BANDAR SERI BEGAWAN – Foreign-registered vehicles that fail to meet new fuel requirements will be denied entry into Brunei from April 1, as the government moves to conserve the nation’s petroleum supply.
The stricter measures come as the global economy faces its most severe oil shock in decades. A blockade of the Strait of Hormuz—a consequence of the war between the United States, Israel, and Iran—has triggered acute energy shortages worldwide, with Brent crude prices reaching historic levels.
New rules for foreign vehicles
On Monday, the Department of Energy (DoE) announced controls on the sale of gasoline, diesel, V-Power gasoline and V-Power diesel, as part of efforts to protect subsidised fuel for domestic use.
Under the new regulations, all foreign-registered vehicles crossing into Brunei must enter with tanks at least three-quarters full.

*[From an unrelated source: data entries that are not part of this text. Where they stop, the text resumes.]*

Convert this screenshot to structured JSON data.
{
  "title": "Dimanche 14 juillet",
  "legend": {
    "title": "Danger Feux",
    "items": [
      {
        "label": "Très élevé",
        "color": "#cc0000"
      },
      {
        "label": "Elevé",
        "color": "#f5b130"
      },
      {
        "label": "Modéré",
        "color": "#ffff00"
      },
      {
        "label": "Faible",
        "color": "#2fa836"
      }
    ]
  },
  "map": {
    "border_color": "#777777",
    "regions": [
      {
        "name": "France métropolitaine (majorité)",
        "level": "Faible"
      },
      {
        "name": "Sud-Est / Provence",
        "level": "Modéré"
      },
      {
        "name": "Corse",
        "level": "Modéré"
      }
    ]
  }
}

Vehicles failing to comply will be denied entry, although official government vehicles are exempted.
Foreign motorists will only be allowed to purchase unsubsidised Shell V-Power gasoline or Shell V-Power diesel from designated stations at current market prices. Station operators are required to step up verification processes, including checks on vehicle registration plates.
Brunei-registered vehicles are exempt from the three-quarter tank rule on their first entry of the day, but must comply if they re-enter a second time within 24 hours.
The DoE said the measures are mandatory and part of efforts to “ensure subsidised fuel is used prudently while safeguarding national energy security.”
Authorities are also investigating unverified social media reports regarding fuel smuggling at local stations. Officials warned that anyone caught circumventing these rules or tampering with vehicle registration plates will face immediate legal action.